Bake at 350 degrees for 12 minutes.
Sherry’s Farmhouse Cheesecake
Reduce Oven Temperature to 300 degrees.
2 large and 1 small package of room temperature cream cheese.
2 teaspoons grated lemon rind; ½ teaspoon vanilla
3 room temperature farm fresh eggs
Cream together cheese, sugar, lemon rind and vanilla until fluffy.
|If you don’t like the sour cream topping,
go with your choice, cherries, blueberries, chocolate drizzle?
Add eggs, one at a time. Pour over crumb mixture.
Bake 1 hour or until center is firm.(Don’t over bake. It will firm up when chilled.)
Cool to room temperature.
1-cup sour cream and 2 tablespoons sugar
Mix together then spread on top of cheesecake.

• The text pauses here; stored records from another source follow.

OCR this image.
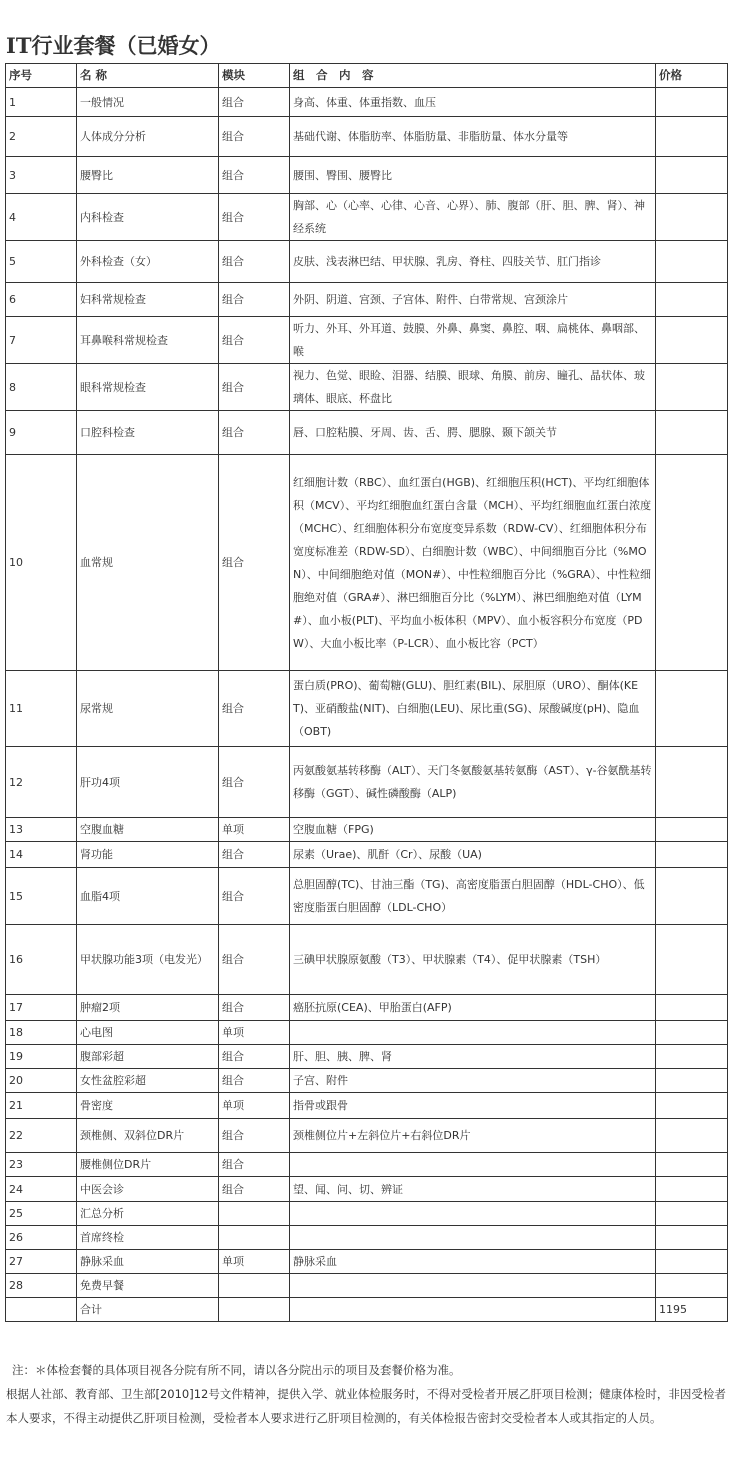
IT行业套餐（已婚女）
序号	名 称	模块	组　合　内　容	价格
1	一般情况	组合	身高、体重、体重指数、血压	
2	人体成分分析	组合	基础代谢、体脂肪率、体脂肪量、非脂肪量、体水分量等	
3	腰臀比	组合	腰围、臀围、腰臀比	
4	内科检查	组合	胸部、心（心率、心律、心音、心界）、肺、腹部（肝、胆、脾、肾）、神经系统	
5	外科检查（女）	组合	皮肤、浅表淋巴结、甲状腺、乳房、脊柱、四肢关节、肛门指诊	
6	妇科常规检查	组合	外阴、阴道、宫颈、子宫体、附件、白带常规、宫颈涂片	
7	耳鼻喉科常规检查	组合	听力、外耳、外耳道、鼓膜、外鼻、鼻窦、鼻腔、咽、扁桃体、鼻咽部、喉	
8	眼科常规检查	组合	视力、色觉、眼睑、泪器、结膜、眼球、角膜、前房、瞳孔、晶状体、玻璃体、眼底、杯盘比	
9	口腔科检查	组合	唇、口腔粘膜、牙周、齿、舌、腭、腮腺、颞下颌关节	
10	血常规	组合	红细胞计数（RBC）、血红蛋白(HGB)、红细胞压积(HCT)、平均红细胞体积（MCV）、平均红细胞血红蛋白含量（MCH）、平均红细胞血红蛋白浓度（MCHC）、红细胞体积分布宽度变异系数（RDW-CV）、红细胞体积分布宽度标准差（RDW-SD）、白细胞计数（WBC）、中间细胞百分比（%MON）、中间细胞绝对值（MON#）、中性粒细胞百分比（%GRA）、中性粒细胞绝对值（GRA#）、淋巴细胞百分比（%LYM）、淋巴细胞绝对值（LYM#）、血小板(PLT)、平均血小板体积（MPV）、血小板容积分布宽度（PDW）、大血小板比率（P-LCR）、血小板比容（PCT）	
11	尿常规	组合	蛋白质(PRO)、葡萄糖(GLU)、胆红素(BIL)、尿胆原（URO）、酮体(KET)、亚硝酸盐(NIT)、白细胞(LEU)、尿比重(SG)、尿酸碱度(pH)、隐血（OBT)	
12	肝功4项	组合	丙氨酸氨基转移酶（ALT）、天门冬氨酸氨基转氨酶（AST）、γ-谷氨酰基转移酶（GGT）、碱性磷酸酶（ALP)	
13	空腹血糖	单项	空腹血糖（FPG)	
14	肾功能	组合	尿素（Urae)、肌酐（Cr）、尿酸（UA)	
15	血脂4项	组合	总胆固醇(TC)、甘油三酯（TG)、高密度脂蛋白胆固醇（HDL-CHO）、低密度脂蛋白胆固醇（LDL-CHO）	
16	甲状腺功能3项（电发光）	组合	三碘甲状腺原氨酸（T3）、甲状腺素（T4）、促甲状腺素（TSH）	
17	肿瘤2项	组合	癌胚抗原(CEA)、甲胎蛋白(AFP)	
18	心电图	单项		
19	腹部彩超	组合	肝、胆、胰、脾、肾	
20	女性盆腔彩超	组合	子宫、附件	
21	骨密度	单项	指骨或跟骨	
22	颈椎侧、双斜位DR片	组合	颈椎侧位片+左斜位片+右斜位DR片	
23	腰椎侧位DR片	组合		
24	中医会诊	组合	望、闻、问、切、辨证	
25	汇总分析			
26	首席终检			
27	静脉采血	单项	静脉采血	
28	免费早餐			
	合计			1195

注：＊体检套餐的具体项目视各分院有所不同，请以各分院出示的项目及套餐价格为准。

根据人社部、教育部、卫生部[2010]12号文件精神，提供入学、就业体检服务时，不得对受检者开展乙肝项目检测；健康体检时，非因受检者本人要求，不得主动提供乙肝项目检测，受检者本人要求进行乙肝项目检测的，有关体检报告密封交受检者本人或其指定的人员。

Chill for at least 3 hours. Serves 8 large slices or 12 skinny slices.
So Here’s the Thing…New is good. I like new. I like heated vinyl seats in cars, that’s new. An improvement for sure, especially on a cold winter’s day. I like all the many “new” and different varieties of cheesecakes. Did you know there is even a Red Velvet Cheesecake? I must try it soon. But truth is, I’m a simple farm girl from the sixties. I do, I do, I do, love the above cheesecake, plain and simple. I loved the original graham cracker crust initially, but when I heard dark chocolate is good for you, (I saw it on FB so it must be true) it was a no-brainer to change this recipe up. I mean, ,after all, cheese is good for you, eggs are good for you and dark chocolate is good for you. So, if ever there was a GOOD FOR YOU DESSERT, this is it.